Taeyong mencebik. Bibir bawahnya agak mencuat dan tatapannya pun berubah sendu. Kalau begini, Elsyana seperti melihat seorang bayi bertubuh besar yang sedang cemberut dan merajuk.

"Gue terluka." ucap Taeyong lirih. "Lo selalu bilang lo percaya sama gue... Disaat gue bilang gue sayang sama lo, disaat gue bilang kalo perasaan gue nggak main-main, atau kayak tadi, lo bilang percaya sama gue bisa ngerawat luka lo." Taeyong terdiam sesaat. "Tapi apa... Lo malah bilang, lo bingung dan dengan egoisnya lo pergi juga dari gue..."

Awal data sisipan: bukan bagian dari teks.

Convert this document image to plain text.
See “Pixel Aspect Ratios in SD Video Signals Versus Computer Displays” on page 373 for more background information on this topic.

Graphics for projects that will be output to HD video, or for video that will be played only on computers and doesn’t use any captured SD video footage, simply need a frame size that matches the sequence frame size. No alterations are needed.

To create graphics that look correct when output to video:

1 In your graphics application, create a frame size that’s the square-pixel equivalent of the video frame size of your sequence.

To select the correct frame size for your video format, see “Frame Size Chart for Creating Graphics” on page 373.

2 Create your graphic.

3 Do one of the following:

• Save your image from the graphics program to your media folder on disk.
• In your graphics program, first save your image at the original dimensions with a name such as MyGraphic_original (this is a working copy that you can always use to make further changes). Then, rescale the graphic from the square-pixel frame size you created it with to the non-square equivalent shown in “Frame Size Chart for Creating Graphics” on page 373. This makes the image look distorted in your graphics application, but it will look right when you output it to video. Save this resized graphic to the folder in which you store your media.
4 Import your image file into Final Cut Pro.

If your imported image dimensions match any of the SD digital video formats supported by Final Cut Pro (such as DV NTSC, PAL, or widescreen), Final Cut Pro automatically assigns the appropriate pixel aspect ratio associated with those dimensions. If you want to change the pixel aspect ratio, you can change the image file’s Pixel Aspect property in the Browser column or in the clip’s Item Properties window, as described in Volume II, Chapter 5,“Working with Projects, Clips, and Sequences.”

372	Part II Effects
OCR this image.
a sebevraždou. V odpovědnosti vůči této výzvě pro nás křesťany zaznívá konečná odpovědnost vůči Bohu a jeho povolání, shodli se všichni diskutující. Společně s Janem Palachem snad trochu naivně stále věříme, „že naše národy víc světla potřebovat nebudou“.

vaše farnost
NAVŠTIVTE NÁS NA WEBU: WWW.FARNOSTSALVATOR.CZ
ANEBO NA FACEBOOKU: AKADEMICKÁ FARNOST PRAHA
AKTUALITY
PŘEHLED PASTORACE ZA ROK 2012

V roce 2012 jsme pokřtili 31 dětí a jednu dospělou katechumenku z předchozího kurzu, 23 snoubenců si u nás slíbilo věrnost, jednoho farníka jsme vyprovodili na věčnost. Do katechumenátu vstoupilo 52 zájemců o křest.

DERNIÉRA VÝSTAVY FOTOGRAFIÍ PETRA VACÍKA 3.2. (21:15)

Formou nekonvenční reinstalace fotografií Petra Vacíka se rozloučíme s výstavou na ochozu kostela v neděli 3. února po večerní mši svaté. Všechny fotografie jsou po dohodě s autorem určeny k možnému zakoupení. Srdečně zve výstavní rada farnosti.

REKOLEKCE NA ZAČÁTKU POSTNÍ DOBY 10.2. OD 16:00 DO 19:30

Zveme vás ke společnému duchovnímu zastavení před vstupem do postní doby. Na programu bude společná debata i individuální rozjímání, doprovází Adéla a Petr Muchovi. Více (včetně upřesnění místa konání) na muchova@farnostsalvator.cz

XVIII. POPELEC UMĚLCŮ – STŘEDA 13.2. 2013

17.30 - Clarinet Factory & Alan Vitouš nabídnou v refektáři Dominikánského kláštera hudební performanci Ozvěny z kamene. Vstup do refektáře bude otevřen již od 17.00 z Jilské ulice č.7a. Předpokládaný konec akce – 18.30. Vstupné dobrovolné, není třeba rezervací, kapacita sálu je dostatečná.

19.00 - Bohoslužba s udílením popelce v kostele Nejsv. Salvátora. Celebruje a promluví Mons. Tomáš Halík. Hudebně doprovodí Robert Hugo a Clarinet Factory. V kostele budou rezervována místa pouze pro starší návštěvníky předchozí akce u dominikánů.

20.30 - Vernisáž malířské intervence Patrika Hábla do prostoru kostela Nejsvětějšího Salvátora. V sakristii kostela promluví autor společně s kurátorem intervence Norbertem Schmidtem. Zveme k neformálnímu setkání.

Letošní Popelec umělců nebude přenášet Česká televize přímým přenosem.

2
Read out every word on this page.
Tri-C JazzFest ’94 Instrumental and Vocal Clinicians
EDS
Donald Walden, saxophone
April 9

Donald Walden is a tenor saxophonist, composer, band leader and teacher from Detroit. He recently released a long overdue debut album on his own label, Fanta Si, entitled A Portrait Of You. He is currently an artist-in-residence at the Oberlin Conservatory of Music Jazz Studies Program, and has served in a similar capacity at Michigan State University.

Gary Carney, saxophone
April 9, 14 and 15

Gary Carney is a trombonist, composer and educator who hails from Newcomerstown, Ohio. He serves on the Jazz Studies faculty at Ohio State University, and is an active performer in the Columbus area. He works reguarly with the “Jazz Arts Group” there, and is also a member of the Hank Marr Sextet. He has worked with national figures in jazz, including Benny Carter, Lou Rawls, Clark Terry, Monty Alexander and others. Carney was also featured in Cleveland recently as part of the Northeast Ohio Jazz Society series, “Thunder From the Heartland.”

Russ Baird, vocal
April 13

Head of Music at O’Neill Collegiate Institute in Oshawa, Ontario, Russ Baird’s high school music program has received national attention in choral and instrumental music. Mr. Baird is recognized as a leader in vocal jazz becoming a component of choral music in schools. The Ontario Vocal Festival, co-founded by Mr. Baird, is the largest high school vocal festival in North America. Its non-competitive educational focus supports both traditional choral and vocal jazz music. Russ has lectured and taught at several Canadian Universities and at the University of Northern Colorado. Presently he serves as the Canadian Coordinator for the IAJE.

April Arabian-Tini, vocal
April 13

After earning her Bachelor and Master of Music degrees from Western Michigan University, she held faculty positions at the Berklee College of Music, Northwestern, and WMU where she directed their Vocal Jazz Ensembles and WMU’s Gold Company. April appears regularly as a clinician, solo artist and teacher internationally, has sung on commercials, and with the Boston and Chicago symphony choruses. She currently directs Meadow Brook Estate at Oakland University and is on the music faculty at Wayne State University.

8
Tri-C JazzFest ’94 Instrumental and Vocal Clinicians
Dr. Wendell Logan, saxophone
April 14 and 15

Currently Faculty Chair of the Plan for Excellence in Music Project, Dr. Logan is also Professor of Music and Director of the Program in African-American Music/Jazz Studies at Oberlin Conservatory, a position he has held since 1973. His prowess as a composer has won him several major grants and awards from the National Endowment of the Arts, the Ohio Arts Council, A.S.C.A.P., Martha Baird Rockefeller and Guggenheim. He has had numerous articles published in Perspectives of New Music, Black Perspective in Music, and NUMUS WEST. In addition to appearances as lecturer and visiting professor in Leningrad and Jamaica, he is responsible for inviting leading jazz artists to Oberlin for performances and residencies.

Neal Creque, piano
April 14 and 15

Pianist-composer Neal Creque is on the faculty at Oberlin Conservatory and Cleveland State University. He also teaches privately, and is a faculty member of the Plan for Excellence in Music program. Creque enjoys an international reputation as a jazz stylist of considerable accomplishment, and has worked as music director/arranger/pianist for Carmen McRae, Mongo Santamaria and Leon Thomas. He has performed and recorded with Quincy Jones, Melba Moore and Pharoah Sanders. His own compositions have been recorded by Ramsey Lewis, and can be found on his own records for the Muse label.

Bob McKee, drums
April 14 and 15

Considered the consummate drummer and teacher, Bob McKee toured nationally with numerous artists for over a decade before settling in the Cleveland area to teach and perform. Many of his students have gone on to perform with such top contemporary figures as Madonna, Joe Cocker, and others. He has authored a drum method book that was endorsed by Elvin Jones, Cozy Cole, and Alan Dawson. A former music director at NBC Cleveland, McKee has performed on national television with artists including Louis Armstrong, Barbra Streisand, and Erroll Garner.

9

Elsyana tak melepas tatapannya dari Taeyong yang sedang mengungkapkan keluh kesahnya ini. Benar, selama ini ia masih selalu bersikap egois dengan selalu hanya memikirkan dirinya sendiri.

"Atau kayak tadi... Lo bilang percaya, tapi lo juga ngerasa takut sama gue. Lo juga nggak bisa ungkapin apa yang lo rasain dan tentang Vania. Terkadang lo itu terlihat mudah, tapi untuk memahami lo tuh sulit... Banget."

Elsyana bergerak maju. Ia segera memeluk Taeyong dengan bertumpu pada lututnya. Tak bertahan lama karena Taeyong mengurai pelukan mereka dan membuat jarak. Wajahnya kini agak mendongak menatap Elsyana yang kini menunduk menatapnya balik.

"Jadi seberapa besar rasa percaya lo itu sama gue?"

Elsyana tak bisa menjawab. Ia malah menutup bibirnya rapat dan memalingkan wajah kekanan. Sungguh, bukannya ia tidak mempercayai Taeyong. Tapi ia cukup sulit untuk menjelaskan setelah semua yang terjadi selama ini.

Selama ini Elsyana memang hanya hidup seperti ini. Luarannya terlihat bawel, cerewet, terkesan ceplas-ceplos. Tapi jika didekati sedikit lagi, Elsyana akan menjadi pribadi yang berbeda. Ia nyatanya akan lebih sering menyimpan apa yang dirasakannya sendirian.

Elsyana pun sering merasa sulit menemukan jati dirinya sendiri.

"Ngghh, Yong..."

Akhirnya Elsyana tersadarkan lagi dari lamunannya, kali ini Taeyong tidak menyentil dahinya, melainkan memberikan kecupan dan sedikit lumatan pada rahangnya.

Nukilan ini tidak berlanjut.